Status and Training Sets
After performance metrics, users are provided a status report of when the model was last updated, and how many documents have been manually reviewed since the last update was completed.
Finally, users have the option to create specific training sets for any given model. The training sets can be sampled from all the documents in the case, or from a specific search. Either way, randomly sampled representative documents will be included in a training set. Reviewing these documents will help the model better understand the the documents in your case, resulting in improved predictions.
It is hard to give specific targets or guidelines for precision, recall, or F1 scores since every case is idiosyncratic. Targets will also depend on how predictive coding is used within a larger review workflow. For example, one review team might only want high precision scores, and are willing to sacrifice recall. Another review team might want their model to capture as many potentially relevant documents across a case, and are willing to sacrifice precision. Nevertheless, here are some general tips on how to improve different aspects of a model’s performance in Everlaw:
- Avoid rating/coding inconsistencies (for example, rating documents in the same context, such as dupes/near dupes, attachment families, email threads, differently). This will make the input to the model cleaner. Use the context panel to ensure consistent rating and coding across documents in the same document family.
- Work to reduce the bias of the training corpus. Make a conscious effort to review a broadly sampled set of documents from across the entire case. You can do this by:
- Creating multiple training sets sampled at random from the case as a whole on the prediction page.
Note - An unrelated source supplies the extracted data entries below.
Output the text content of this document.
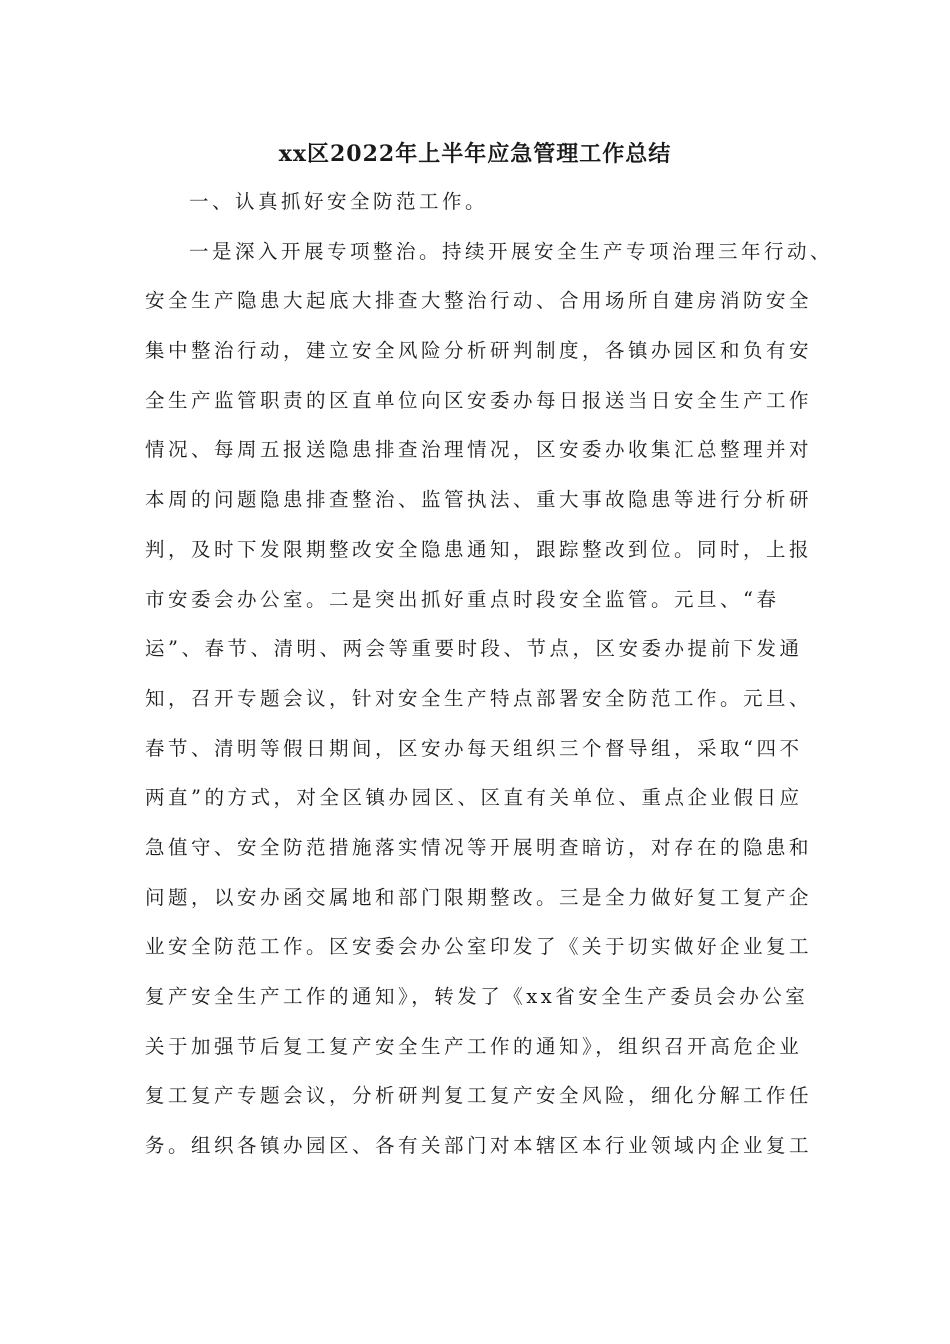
xx区2022年上半年应急管理工作总结
一、认真抓好安全防范工作。
一是深入开展专项整治。持续开展安全生产专项治理三年行动、
安全生产隐患大起底大排查大整治行动、合用场所自建房消防安全
集中整治行动，建立安全风险分析研判制度，各镇办园区和负有安
全生产监管职责的区直单位向区安委办每日报送当日安全生产工作
情况、每周五报送隐患排查治理情况，区安委办收集汇总整理并对
本周的问题隐患排查整治、监管执法、重大事故隐患等进行分析研
判，及时下发限期整改安全隐患通知，跟踪整改到位。同时，上报
市安委会办公室。二是突出抓好重点时段安全监管。元旦、“春
运”、春节、清明、两会等重要时段、节点，区安委办提前下发通
知，召开专题会议，针对安全生产特点部署安全防范工作。元旦、
春节、清明等假日期间，区安办每天组织三个督导组，采取“四不
两直”的方式，对全区镇办园区、区直有关单位、重点企业假日应
急值守、安全防范措施落实情况等开展明查暗访，对存在的隐患和
问题，以安办函交属地和部门限期整改。三是全力做好复工复产企
业安全防范工作。区安委会办公室印发了《关于切实做好企业复工
复产安全生产工作的通知》，转发了《xx省安全生产委员会办公室
关于加强节后复工复产安全生产工作的通知》，组织召开高危企业
复工复产专题会议，分析研判复工复产安全风险，细化分解工作任
务。组织各镇办园区、各有关部门对本辖区本行业领域内企业复工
- Use the coverage graph to target specific documents to add to the training corpus.
- Highlight an area of the graph that captures low coverage scores, and click the “search” button on the right. Refine the search, and add unrated to the search criteria. Review all, or a subset, of the search results (if there are a lot of unrated documents, consider using the sample search option to draw a random sample of the search results for manual review). This will improve the models understanding of the documents in the case, resulting in more accurate predictions.
- Use the cutoff prediction score as an anchor. The cutoff is determined by the level that maximizes the F1 value. Generally, if you use a lower cutoff, the recall will improve while precision gets worse. If you use a higher cutoff, the recall will get worse while the precision improves.
- For example, if you look at the cutoff used for the performance metrics (by hovering over the performance cards), and you want a set of documents with a potentially better recall score, use the chart to select all the documents above a lower cutoff. You can intuit that the recall score for this set would be better. Vice versa for precision.
- Check what the model is using for the cut off prediction score for relevance/irrelevance. If the cutoff is abnormally high or low, then the performance metrics will generally be misleading. This indicates that some problem occurred during training.
- Using the person parameter for the rating, coding, and category search terms, you can build a model that only takes into account the review decisions of trusted reviewers or subject matter experts.